Wednesday, April 11, 2007

So, you've got all these battleships...*

Those who know me well probably know about my love of battleships. It really has never been a secret and before we get to the technical part of this entry, here are a couple of entertaining photos of me at the U.S.S. North Carolina museum in Wilmington, NC, one from when I was about 20 or 21 and one fro when I was 2 or 3.
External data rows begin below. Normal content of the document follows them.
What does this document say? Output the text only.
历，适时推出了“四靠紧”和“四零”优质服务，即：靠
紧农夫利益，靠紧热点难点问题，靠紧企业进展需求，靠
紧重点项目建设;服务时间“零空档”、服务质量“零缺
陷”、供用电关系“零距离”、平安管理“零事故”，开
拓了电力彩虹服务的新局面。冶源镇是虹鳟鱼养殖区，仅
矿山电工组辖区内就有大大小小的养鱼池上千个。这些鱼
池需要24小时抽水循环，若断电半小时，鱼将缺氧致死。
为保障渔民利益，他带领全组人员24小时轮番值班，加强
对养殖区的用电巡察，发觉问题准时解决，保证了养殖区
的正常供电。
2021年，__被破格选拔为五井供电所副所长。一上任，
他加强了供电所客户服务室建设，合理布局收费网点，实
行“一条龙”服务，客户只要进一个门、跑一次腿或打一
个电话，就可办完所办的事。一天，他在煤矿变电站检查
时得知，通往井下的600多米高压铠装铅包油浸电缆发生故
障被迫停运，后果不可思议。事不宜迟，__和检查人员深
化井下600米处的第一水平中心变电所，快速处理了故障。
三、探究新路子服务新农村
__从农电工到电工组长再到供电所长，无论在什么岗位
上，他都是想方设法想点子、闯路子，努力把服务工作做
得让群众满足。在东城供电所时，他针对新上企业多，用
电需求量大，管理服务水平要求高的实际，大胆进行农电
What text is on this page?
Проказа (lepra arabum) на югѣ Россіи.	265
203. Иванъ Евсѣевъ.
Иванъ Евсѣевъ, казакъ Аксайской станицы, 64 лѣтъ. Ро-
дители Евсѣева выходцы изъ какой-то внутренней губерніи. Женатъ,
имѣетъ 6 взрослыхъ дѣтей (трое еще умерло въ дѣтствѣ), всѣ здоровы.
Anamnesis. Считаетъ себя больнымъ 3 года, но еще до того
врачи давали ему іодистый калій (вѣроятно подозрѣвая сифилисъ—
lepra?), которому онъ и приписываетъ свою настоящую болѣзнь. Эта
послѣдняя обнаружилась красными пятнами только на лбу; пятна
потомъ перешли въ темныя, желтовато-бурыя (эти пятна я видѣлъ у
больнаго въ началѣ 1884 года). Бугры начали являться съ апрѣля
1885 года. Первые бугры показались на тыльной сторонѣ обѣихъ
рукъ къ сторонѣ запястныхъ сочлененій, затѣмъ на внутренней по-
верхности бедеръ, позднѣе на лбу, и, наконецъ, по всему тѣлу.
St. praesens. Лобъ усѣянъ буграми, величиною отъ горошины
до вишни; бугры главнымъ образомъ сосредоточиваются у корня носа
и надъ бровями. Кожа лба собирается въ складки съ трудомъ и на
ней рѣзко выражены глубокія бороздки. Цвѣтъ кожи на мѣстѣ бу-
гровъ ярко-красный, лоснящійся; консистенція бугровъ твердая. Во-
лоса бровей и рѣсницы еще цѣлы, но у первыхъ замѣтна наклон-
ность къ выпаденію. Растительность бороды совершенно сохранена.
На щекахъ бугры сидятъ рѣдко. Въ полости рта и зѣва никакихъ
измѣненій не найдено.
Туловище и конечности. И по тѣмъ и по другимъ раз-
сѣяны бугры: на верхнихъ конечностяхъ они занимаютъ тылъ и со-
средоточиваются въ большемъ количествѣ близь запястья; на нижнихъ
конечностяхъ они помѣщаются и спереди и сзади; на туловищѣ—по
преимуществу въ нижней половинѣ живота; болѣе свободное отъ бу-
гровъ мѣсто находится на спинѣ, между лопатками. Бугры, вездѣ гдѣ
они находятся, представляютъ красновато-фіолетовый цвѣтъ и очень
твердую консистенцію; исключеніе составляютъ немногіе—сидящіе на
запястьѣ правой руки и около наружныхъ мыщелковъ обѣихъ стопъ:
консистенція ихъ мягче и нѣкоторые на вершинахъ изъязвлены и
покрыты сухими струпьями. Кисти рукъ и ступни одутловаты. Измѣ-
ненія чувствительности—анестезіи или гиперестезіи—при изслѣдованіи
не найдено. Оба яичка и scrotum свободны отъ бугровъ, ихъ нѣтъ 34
Anyway, last night on NOVA the topic was the sinking of the Japanese super-battleship Yamato (http://www.pbs.org/wgbh/nova/supership/). Of course, I watched and all in all the program was reasonably well done. It spent too much time on the general history of the war in the Pacific for my tastes, but it was a program for the casual viewer. They couldn't very well have said at the outset, "If you don't know the basics, go watch all 13 hours of "Victory at Sea" and then come back."

So, a couple of things that the program wasn't exactly accurate about, in my opinion. The program oversimplified the Washington Treaty of 1922, implying that the U.S. and Great Britain forced the 5:5:3 ratio on the Japanese when there was actually a relatively strong "Treaty Faction" in the Japanese navy that understood that the 5:5:3 ratio effectively guaranteed the Japanese naval superiority in the Pacific given the American and British two-ocean navy requirements. The program also never mentioned that there was a sister ship to the Yamato (the Musashi) that was sunk by U.S. aircraft at the Battle of Leyte Gulf in the Philippines in 1944 (6 months before the Yamato was sunk), nor that a 3rd ship in the class (the Shinano) was started but converted to an aircraft carrier following the Battle of Midway. Shinano was actually the largest aircraft carrier built until the U.S.S. Forrestal was completed in the 1950's.

Oh, the Lovely Mina and I went to the U.S.S. Massachusetts museum in Fall River last summer, which was nice. One of these days I will drag her to Mobile, AL to see the U.S.S. Alabama. I am sure she is very excited and looking forward to that!
* This is the opening line of my brother David's always humorous impression of me.